I was woken by the sound of Sid’s barking. He always shouts to tell when he wants a tiddle… he just has no control over the turds. Bearing in mind that he does shout about the tiddle it is obvious that he is trying.
I made toast and peered into the Internet and rolled my eyes. On Wednesday the nation was invited to stand of the doorstep and clap for Captain Tom who had raised money for the NHS. This morning quite a few of those who had been clapping were active on Facebook publicly shaming their neighbours who had not done so.
I also saw I had a message from some scantily-clad hussy. I ignored it. Interestingly I also had a message from Facebook asking how they could improve their services. I told them about this hussy.
And postie arrived with two magazines. “The Biomedical Scientist” and “Viz”. I wonder which will provide hours of entertainment (whilst I am sat on the loo) and which will go into the recycle unopened?
As I peered into the Internet Fudge sat with me and ignored his breakfast that had been put in front of him. After ten minutes we swapped it for a bowl of biscuits which he yummed up. He was obviously hungry, but very fussy about what he would and would not eat.
And he continues to lose weight…
I drove down to Hastings to see how my Dad was doing after his boiler leaked earlier in the week. Having been told there was loads of tidying up to do I was rather surprised to see that pretty much all the tidying had been done. But I had a cuppa with him and spent an hour or so there. Whilst I was there we phoned the hospice to see how mum was doing. She’d had a good night (what does that mean?) and was as well as could be expected.
As I drove home the pundits on the radio were interviewing the founder of the Cambridge Satchel Company; a company which started with pretty much nothing and now makes millions selling what appears to be vastly overprices satchels to people who seem to like paying vastly over the odds. As is always the case with companies like this, the radio was singing the praises of one success story, and glossed over the thousands that failed. Mind you it was an interesting listen. You can hear the program by clicking here; it is well worth the half an hour.
I was amazed by the bit when the woman in charge said she was advised to get a C-suite for her company; a C-suite is a load of executives with the word “chief” in their title. Each one of these cost the company about seven times as much as anyone who actually did any work, and after a while she sacked the lot and increased the company’s profitability in doing so.

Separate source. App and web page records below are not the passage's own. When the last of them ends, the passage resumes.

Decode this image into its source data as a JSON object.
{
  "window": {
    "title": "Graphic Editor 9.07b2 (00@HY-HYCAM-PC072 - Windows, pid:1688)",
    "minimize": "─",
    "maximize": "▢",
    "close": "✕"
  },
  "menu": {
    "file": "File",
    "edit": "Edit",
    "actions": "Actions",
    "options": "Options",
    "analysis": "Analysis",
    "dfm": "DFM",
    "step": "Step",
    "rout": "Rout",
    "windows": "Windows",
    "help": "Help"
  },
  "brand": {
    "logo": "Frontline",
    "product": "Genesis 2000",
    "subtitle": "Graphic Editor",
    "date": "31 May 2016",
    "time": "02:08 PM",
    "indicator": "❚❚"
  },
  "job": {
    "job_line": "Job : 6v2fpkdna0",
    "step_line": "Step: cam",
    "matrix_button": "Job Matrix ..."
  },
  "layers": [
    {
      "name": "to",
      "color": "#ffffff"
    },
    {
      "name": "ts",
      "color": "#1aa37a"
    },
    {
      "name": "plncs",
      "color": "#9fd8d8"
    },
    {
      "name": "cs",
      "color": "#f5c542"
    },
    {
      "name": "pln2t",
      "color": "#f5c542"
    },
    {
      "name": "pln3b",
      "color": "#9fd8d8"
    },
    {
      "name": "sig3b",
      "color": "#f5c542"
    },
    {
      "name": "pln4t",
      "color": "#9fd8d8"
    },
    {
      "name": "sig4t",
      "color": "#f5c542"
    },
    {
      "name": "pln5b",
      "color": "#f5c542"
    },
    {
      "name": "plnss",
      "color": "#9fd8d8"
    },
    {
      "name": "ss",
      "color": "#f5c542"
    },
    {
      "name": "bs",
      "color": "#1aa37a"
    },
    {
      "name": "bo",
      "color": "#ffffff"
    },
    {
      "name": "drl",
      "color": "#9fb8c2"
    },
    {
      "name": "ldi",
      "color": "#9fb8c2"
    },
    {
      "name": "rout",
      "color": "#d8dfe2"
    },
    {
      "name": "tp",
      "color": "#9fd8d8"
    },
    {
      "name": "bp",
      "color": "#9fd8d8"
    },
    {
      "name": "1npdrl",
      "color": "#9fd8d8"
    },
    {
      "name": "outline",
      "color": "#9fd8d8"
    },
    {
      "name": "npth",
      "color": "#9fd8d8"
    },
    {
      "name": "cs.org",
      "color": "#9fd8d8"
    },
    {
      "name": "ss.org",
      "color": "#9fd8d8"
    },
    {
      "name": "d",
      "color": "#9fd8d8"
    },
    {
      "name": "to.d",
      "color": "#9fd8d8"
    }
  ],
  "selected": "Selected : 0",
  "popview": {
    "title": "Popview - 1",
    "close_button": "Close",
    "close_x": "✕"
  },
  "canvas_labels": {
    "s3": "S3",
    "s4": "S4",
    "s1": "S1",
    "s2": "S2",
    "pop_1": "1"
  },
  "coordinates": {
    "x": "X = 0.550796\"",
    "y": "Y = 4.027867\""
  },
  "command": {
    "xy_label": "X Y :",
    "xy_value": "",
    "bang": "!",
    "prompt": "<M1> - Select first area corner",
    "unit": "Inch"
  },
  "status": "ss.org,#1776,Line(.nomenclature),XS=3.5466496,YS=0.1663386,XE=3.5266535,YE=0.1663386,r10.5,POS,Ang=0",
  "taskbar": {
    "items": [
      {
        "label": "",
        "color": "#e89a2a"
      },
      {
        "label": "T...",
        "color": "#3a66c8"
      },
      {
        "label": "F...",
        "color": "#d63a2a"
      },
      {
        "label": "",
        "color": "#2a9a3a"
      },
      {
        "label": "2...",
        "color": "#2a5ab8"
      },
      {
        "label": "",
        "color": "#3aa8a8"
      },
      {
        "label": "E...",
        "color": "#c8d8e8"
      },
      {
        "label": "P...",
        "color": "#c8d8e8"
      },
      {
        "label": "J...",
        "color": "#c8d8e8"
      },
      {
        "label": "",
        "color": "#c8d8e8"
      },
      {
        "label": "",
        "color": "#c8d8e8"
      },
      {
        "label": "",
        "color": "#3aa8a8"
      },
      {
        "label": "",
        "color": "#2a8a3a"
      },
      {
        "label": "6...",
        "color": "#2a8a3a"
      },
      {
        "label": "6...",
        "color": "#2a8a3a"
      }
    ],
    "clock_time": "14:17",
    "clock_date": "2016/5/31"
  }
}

Once home we took the dogs out to Great Chart for a bit of a walk. Some dogs walked more than others; some dogs rolled in more fox poo than others. Such is dogs.
And once home again I had a reply to an enquiry I’d made – I’d seen what looked like a rather good Lego bargain on Facebook earlier. Was the bargain still available? It was. I drove out right away to pick it up, then came home and had started ironing shirts when my brother phoned. Mum had taken a turn for the worse. Leaving the ironing I drove down to the hospice in Hastings expecting the worst. So much for the good night she’d supposedly had.
I spent half an hour with mum; she didn’t want me to go, but she was falling asleep constantly. My being there was wearing her out. When she nodded off for the umpteenth time I just quietly left; taking care not to disturb her.